Database generation logic. Solid lines indicate actions and dashed lines data flow

The MDS-DB, rather than trivially storing configurations of atoms, splits the information into groups and sub-groups by property (Fig. 3). As an example, in the generation of an MDS-DB for a system of NaCl, positions, forces, and velocities for all sodium and chloride atoms in the simulation will be split first into the groups Na and Cl and then into sub-groups of positions, velocities, and forces. This extends naturally to the use of coarse-grained descriptions where molecules are used as the groups and center of mass positions and velocities are stored. In the case of system wide properties such as global flux (eg. thermal flux), data is simply stored in a group with the name of the flux. Currents, fluxes, or other global properties can also be computed inside MDSuite using the transformations and stored in the MDS-DB. With this structure, any simulation data may be stored in a simple, compressed format. The motivation behind such a partitioning scheme is rooted in programming simplicity, memory safety, and improved computational performance. Programming simplicity becomes evident when looking at calculator definitions. In MDSuite, each calculator has a set of properties that it requires to perform the calculation. With a partitioned database scheme this becomes universal across file formats and makes writing new calculators more efficient.
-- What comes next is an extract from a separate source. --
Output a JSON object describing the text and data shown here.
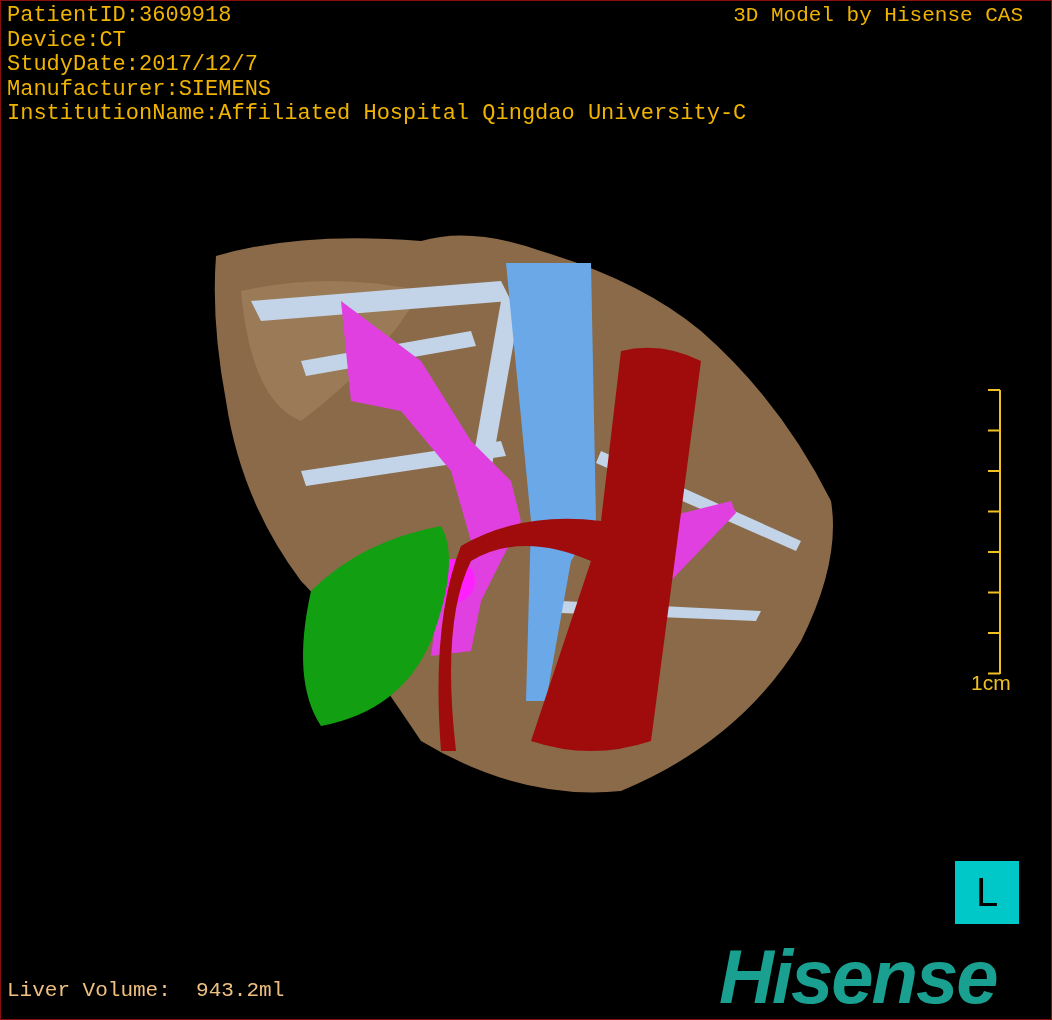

Furthermore, with species-wise separation it becomes simple to perform computations on only a selection of species in a simulation. Beyond simplicity in writing calculators, memory safety also becomes easier to handle with data being split by property. This is because when MDSuite is called to compute a diffusion coefficient for a single species, it can load only the specific positions of the single species rather than having to search through all trajectory data and filter it for the desired components. In this way, memory usage calculations can be performed on a well-defined amount of data. Finally, while using a partitioning scheme may increase the initial processing time when creating an experiment, it means that data is read from a file precisely once and during analysis there is no need for searching through trajectory data.

Fig. 3
figure 3

Typical structure of the simulation database. For each atom type, sub-groups for each variable are created. Data is then stored in tables. Currents or fluxes are also stored as global quantities

As different MD simulation engines have different output formats, MDSuite implements readers to pre-process simulation data and prepare it for storage. MDSuite utilizes the Chemfiles library [35] as a foundation for file-reading thereby giving access to over 21 different formats including those for large simulations engines such as GROMACS [36], AMBER [37], CHARMM [38] and LAMMPS [39, 40]. Furthermore, the MDSuite file readers are written such that it is simple to add new readers for custom simulation outputs. This has been used, for example, to store the output of an ESPResSo [41] simulation of a bacteria study, initially stored as a pandas [42, 43] DataFrame

User interface

The aim of the MDSuite user interface is to allow for easy and understandable communication with the Calculators and Transformations. To this end, MDSuite is distributed as a Python package with a streamlined API. That is to say, users typically require only a single package import and only access methods from a single class. To aid in usability, many user-focused methods have been added to perform simple tasks such as accessing stored data, changing names of MDS database groups, and updating physical properties of species. These features keep the focus on scientific work rather than computational baggage. This usability is particularly noticeable when using the package through Jupyter notebooks [44, 45], as this allows direct interaction with results as they are calculated.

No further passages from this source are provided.